Recent Cybersecurity History 

To sober the audience up a bit, Russinovich talks about the 2009 hacks against unmanned drones in the Middle East. Iraqi insurgents were able to capture video feeds from flying Predators by repurposing a $30 Russian software package called SkyGrabber that was originally intended to snatch music and videos that others are downloading.

Russinovich explains how the Chinese stole the plans for the Pentagon’s $300 billion Joint Strike Fighter jet by hacking into military systems. He also helpfully describes the forces involved in the Chinese Cyber Warfare program, specifically how there are three hacker contingents in the country -- the Patriotic Hackers, the Militia and the PLA – and how none report to the same leader.

Russinovich also attempts to describe how STUXNET represents that first real-world example of Cyber Warfare. If you believe David Sanger in “Confront and Cocneal,” the US and Israel have demonstrated that cyber warfare is a viable middle ground option when it comes to diplomacy between sanctions on the one side and bombing and/or occupation on the other.

Just for fun, Russinovich talks about how Jeff and Daryl track down a Malcode author because the hacker placed his home address in the code. This sounds crazy, but this is something that actually happened in the real world. At a TED Talk in 2011, Mikko Hypponen described that very thing.

Hacking Techniques 

Russinovich packs a lot of realistic tech into this story. He needles the anti-virus industry for being behind on discoveries of new malware, explains what a keylogger is and then explains how a nation state in the story uses keyloggers to compromise UN officials.

He also talks about the long-standing cyber philosophy of Responsible Disclosure, in which it is fine for researchers to discover vulnerabilities in commercial software but they should not go public with that information until the vendor has had time to fix it. He also talks about how that practice is losing ground to the lucrative market for selling these kinds of things to governments and independent contractors willing to pay large sums of money for just the right Zero Day.

One of the most interesting things in “Trojan Horse” is that Russinovich has devised a scary new piece of Malcode that, if it existed in the real world, would be a spy’s dream come true. The Malcode in question is smart about how its victim operates. It knows that the victim writes position papers using the Microsoft Word program. In this case, a United Nations official is writing disparaging remarks about Iran’s nuclear program. Once the official saves the final draft, he cryptographically signs the document before he sends it to the intended recipient.

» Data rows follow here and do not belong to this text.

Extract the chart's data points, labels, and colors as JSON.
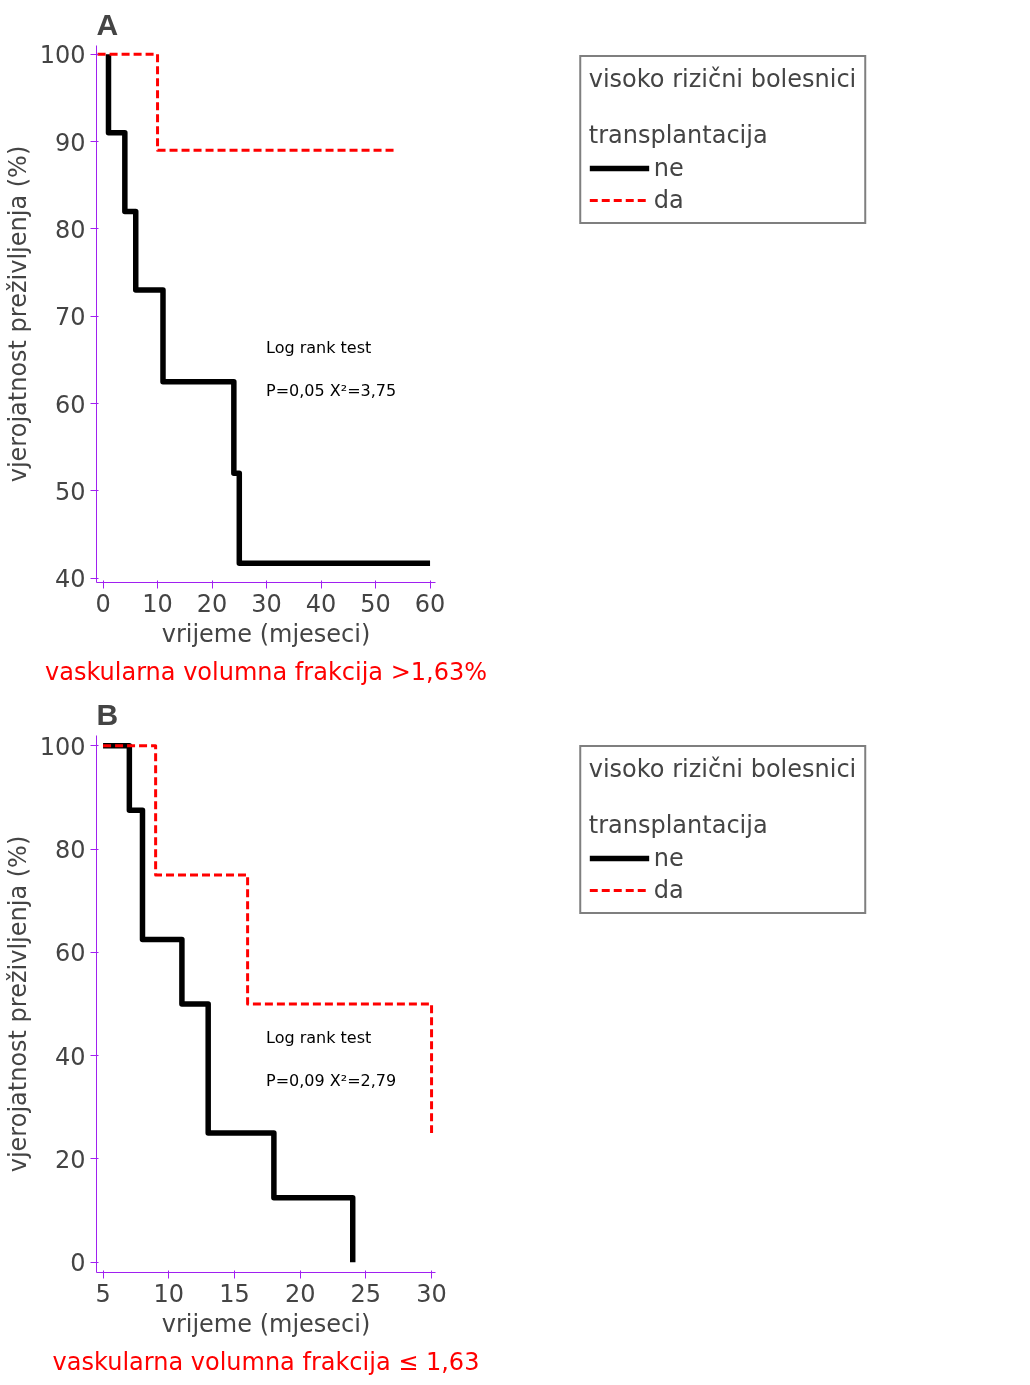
{
  "chart_data": [
    {
      "type": "step",
      "title": "A",
      "subtitle": "vaskularna volumna frakcija >1,63%",
      "xlabel": "vrijeme (mjeseci)",
      "ylabel": "vjerojatnost preživljenja (%)",
      "legend_title": "visoko rizični bolesnici\n\ntransplantacija",
      "legend": "top right",
      "xlim": [
        -1.2,
        61
      ],
      "ylim": [
        39.5,
        101
      ],
      "xticks": [
        0,
        10,
        20,
        30,
        40,
        50,
        60
      ],
      "yticks": [
        40,
        50,
        60,
        70,
        80,
        90,
        100
      ],
      "grid": false,
      "annotations": [
        "Log rank test",
        "P=0,05    X²=3,75"
      ],
      "series": [
        {
          "name": "ne",
          "color": "#000000",
          "line_style": "solid",
          "x": [
            1,
            1,
            4,
            6,
            11,
            24,
            25,
            60
          ],
          "values": [
            100,
            91,
            82,
            73,
            62.5,
            52,
            41.7,
            41.7
          ]
        },
        {
          "name": "da",
          "color": "#ff0000",
          "line_style": "dashed",
          "x": [
            -1,
            10,
            54
          ],
          "values": [
            100,
            89,
            89
          ]
        }
      ]
    },
    {
      "type": "step",
      "title": "B",
      "subtitle": "vaskularna volumna frakcija ≤ 1,63",
      "xlabel": "vrijeme (mjeseci)",
      "ylabel": "vjerojatnost preživljenja (%)",
      "legend_title": "visoko rizični bolesnici\n\ntransplantacija",
      "legend": "top right",
      "xlim": [
        4.5,
        30.3
      ],
      "ylim": [
        -2,
        102
      ],
      "xticks": [
        5,
        10,
        15,
        20,
        25,
        30
      ],
      "yticks": [
        0,
        20,
        40,
        60,
        80,
        100
      ],
      "grid": false,
      "annotations": [
        "Log rank test",
        "P=0,09    X²=2,79"
      ],
      "series": [
        {
          "name": "ne",
          "color": "#000000",
          "line_style": "solid",
          "x": [
            5,
            7,
            8,
            11,
            13,
            18,
            24
          ],
          "values": [
            100,
            87.5,
            62.5,
            50,
            25,
            12.5,
            0
          ]
        },
        {
          "name": "da",
          "color": "#ff0000",
          "line_style": "dashed",
          "x": [
            5,
            9,
            16,
            30,
            30
          ],
          "values": [
            100,
            75,
            50,
            50,
            25
          ]
        }
      ]
    }
  ]
}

Signing the document like that guarantees the integrity of the file. When the receiver opens the document and verifies the signature, the receiver knows that the document he is reading is the same one that the sender gave him. But therein lies the rub. The Malcode understands that process and inserts itself into the seam. After the author saves the document but before he cryptographically signs it, the Malcode alters the document to say something that the Malcode author wants to be said.

I have not seen a piece of Malcode that does this in the real world, but it could be done. Russinovich even gives the Malcode the same “Call Home” design that the famous Conficker Worm used; essentially, generate thousands of random DNS names and systematically try each at random intervals. The Malcode author would place his command and control server at one of those names in the list of a thousand; kind of like hiding in the noise.

“Trojan Horse” is another fun romp in the political thriller genre that places cybersecurity geeks up front as the heroes. I don’t know that I’d call it a must-read for the cybersecurity professional, but it sure is a fun one.